Vamos ao roteiro básico da jactância: um procurador do Estado de Minas Gerais estava acomodado no cinema de um shopping em Belo Horizonte. A pipoca e o refrigerante são servidos dentro da sala, naquelas mordomias de sala vip. Você tem direito ao refil assim que termina, entretanto deve voltar para a bomboniere. O procurador não aceita, quer ser reabastecido na sua cadeira. Não pode se mexer por alguns metros, como todos ali. Ele, então, dirige-se para o atendimento disposto a xingar a funcionária e cobrar a injustiça. Repete a sina colonialista do carteiraço: “você não sabe com quem está falando?”.
A atendente não o conhece e apenas responde educadamente: venho seguindo as regras.
Na burocracia da onipotência, ele exige em vão falar com o gerente.

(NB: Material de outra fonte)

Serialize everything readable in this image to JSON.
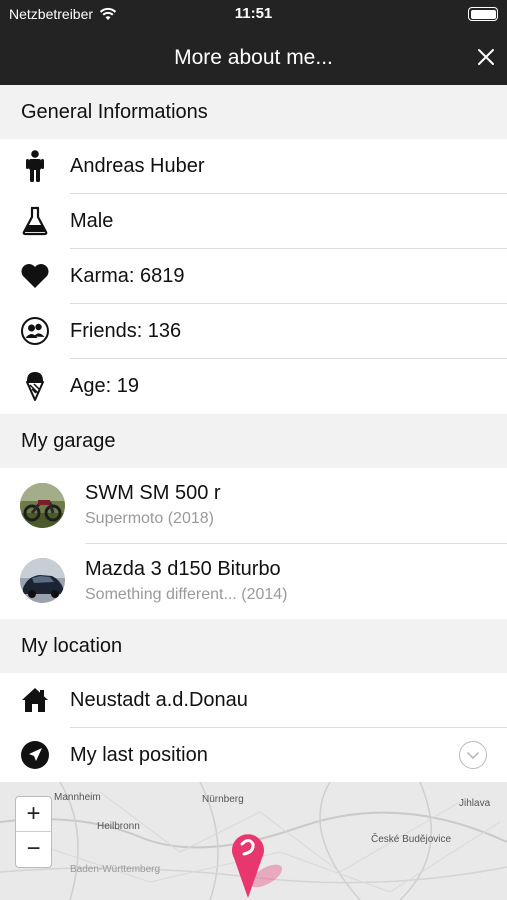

Sem receber as regalias, parte para a ignorância como um animal irado, solta desaforos, tenta agredir, é afastado por seguranças e cospe em direção ao rosto da moça.

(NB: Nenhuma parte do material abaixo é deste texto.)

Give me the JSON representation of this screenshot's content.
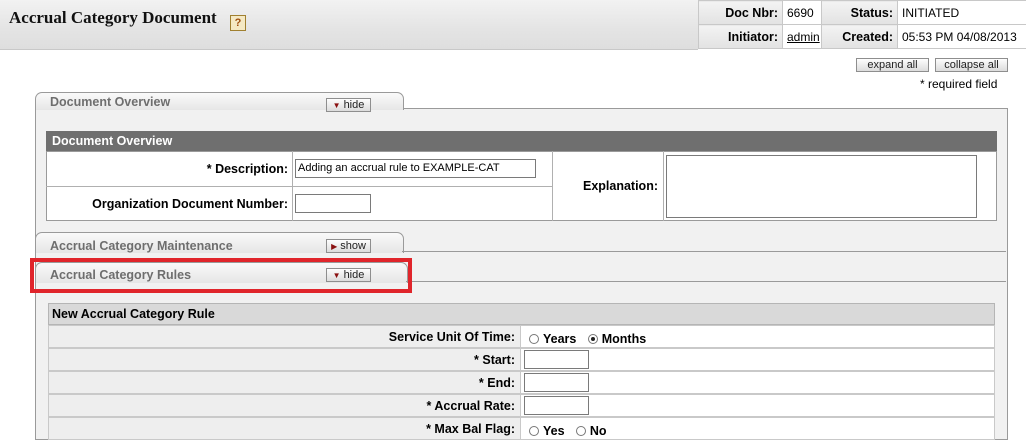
{
  "header": {
    "title": "Accrual Category Document",
    "help_glyph": "?",
    "doc_nbr_label": "Doc Nbr:",
    "doc_nbr": "6690",
    "status_label": "Status:",
    "status": "INITIATED",
    "initiator_label": "Initiator:",
    "initiator": "admin",
    "created_label": "Created:",
    "created": "05:53 PM 04/08/2013"
  },
  "controls": {
    "expand_all": "expand all",
    "collapse_all": "collapse all",
    "required_note": "* required field"
  },
  "tabs": {
    "overview": {
      "title": "Document Overview",
      "toggle": "hide"
    },
    "maintenance": {
      "title": "Accrual Category Maintenance",
      "toggle": "show"
    },
    "rules": {
      "title": "Accrual Category Rules",
      "toggle": "hide"
    }
  },
  "overview": {
    "section_title": "Document Overview",
    "description_label": "*  Description:",
    "description_value": "Adding an accrual rule to EXAMPLE-CAT",
    "org_doc_label": "Organization Document Number:",
    "org_doc_value": "",
    "explanation_label": "Explanation:",
    "explanation_value": ""
  },
  "rules": {
    "section_title": "New Accrual Category Rule",
    "rows": {
      "service_unit": {
        "label": "Service Unit Of Time:",
        "options": [
          "Years",
          "Months"
        ],
        "selected": "Months"
      },
      "start": {
        "label": "*  Start:",
        "value": ""
      },
      "end": {
        "label": "*  End:",
        "value": ""
      },
      "accrual_rate": {
        "label": "*  Accrual Rate:",
        "value": ""
      },
      "max_bal_flag": {
        "label": "*  Max Bal Flag:",
        "options": [
          "Yes",
          "No"
        ]
      }
    }
  },
  "colors": {
    "highlight": "#e0252b",
    "section_header": "#6f6f6f"
  }
}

Depois, logo ele, que não admitia deixar de ver nem um minuto do filme, abandona a sessão e foge.
Descrevi fatos reais que aconteceram em início de julho. O cidadão foi encontrado pelo CPF que constava na nota. E tudo o que ele fez acabou devidamente gravado.
Ele se retratou publicamente, estabeleceu indenização para a atendente, e agora sofre sindicância profissional para apurar sua má conduta.
Mas o que eu desejo discutir é que, curiosamente, essas autoridades ou pessoas influentes nunca têm um chilique com o escalão de cima. Jamais explodem com seu chefe, ou com o coordenador de sua função. Sempre produzem um ataque de nervos, uma covardia moral contra alguém desfavorecido.
São surtos seletivos, hierárquicos. Não é tanta loucura assim, não perderam inteiramente a cabeça, porque mantêm o discernimento de quem eles podem atacar, tirando proveito da fragilidade e vulnerabilidade social de suas vítimas.
Escolhem as suas presas do térreo da sociedade.
Não insultam seus pares de prestígio, seus iguais nas fileiras de favores.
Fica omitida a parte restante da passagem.